In October 2010, the Bodleian Libraries of the University of Oxford unveiled a new £26-million Book Storage Facility (BSF), capable of holding 8.4 million volumes on 153 miles of shelving.
The new book warehouse, in South Marston, near Swindon, has been built to store the lower-usage items from the Libraries’ collections that had overwhelmed the existing bookstacks and required additional temporary storage in various locations in and outside Oxford. These collections have now been brought together at the BSF, including books, maps, manuscripts, microfilms, periodicals and newspapers primarily from the 18th century onwards. In the year following the BSF's opening, over 6 million books were moved into the BSF in what has been the biggest book move in the Bodleian’s history (see Book Moves).
The Book Storage Facility consists of an eleven-metre tall solid shelving system comprising 31 Very Narrow Aisles (VNA), with seven different bay type configurations to accommodate the different sizes of books and other materials. It also has a capacity equivalent to 153 miles (230 kilometres) of shelf space and a five level multi-tier structure for map storage. To guarantee the books’ preservation for the long-term, volumes are stored in 745,000 bar-coded and specially designed storage trays and boxes that are of archival standard. Floor area of the warehouse equates to 1.6 football pitches, although the high-density shelving provides shelf surface area equivalent to 16.5 football pitches.
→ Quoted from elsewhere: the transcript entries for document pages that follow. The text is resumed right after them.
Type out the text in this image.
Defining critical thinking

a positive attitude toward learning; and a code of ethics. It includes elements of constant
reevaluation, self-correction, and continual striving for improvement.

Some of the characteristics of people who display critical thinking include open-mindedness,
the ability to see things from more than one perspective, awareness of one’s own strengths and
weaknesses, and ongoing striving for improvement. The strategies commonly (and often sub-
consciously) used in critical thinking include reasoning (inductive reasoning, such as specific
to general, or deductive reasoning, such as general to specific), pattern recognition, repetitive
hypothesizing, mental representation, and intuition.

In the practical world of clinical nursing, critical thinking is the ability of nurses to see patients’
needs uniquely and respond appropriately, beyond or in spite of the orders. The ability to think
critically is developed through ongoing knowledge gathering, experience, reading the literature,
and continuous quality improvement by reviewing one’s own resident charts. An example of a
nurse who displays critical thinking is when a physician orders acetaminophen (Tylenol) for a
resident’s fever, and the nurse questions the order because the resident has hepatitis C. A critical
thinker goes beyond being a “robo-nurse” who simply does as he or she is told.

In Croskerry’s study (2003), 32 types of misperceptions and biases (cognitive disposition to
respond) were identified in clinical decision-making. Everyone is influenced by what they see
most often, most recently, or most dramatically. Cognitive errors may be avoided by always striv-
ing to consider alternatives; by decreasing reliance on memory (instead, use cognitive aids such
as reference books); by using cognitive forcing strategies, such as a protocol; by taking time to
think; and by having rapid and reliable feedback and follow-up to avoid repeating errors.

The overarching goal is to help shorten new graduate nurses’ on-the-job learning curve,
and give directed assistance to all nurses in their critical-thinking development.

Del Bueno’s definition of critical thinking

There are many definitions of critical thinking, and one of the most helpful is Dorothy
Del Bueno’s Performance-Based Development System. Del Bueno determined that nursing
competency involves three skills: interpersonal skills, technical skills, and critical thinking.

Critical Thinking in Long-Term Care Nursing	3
The decision to site the facility outside Oxford has been informed by the new academic strategy for the Libraries. This focuses on increasing the overall speed of access to information by providing direct access to high-demand print collections, increased online access to materials and electronic document delivery. As a result of this strategy, the BSF will be used to house low-use collections, many of which exist in electronic form.
The new facility will also enable the New Bodleian to be redeveloped as a modern special collections library and research centre. While the BSF will house predominantly low-use items from the New Bodleian’s collections, the Radcliffe Science Library has become the temporary home for a high proportion of the University’s special collections. This means that high-value books and manuscripts can be retained in central Oxford.
Construction began in summer 2009 and was completed in less than a year.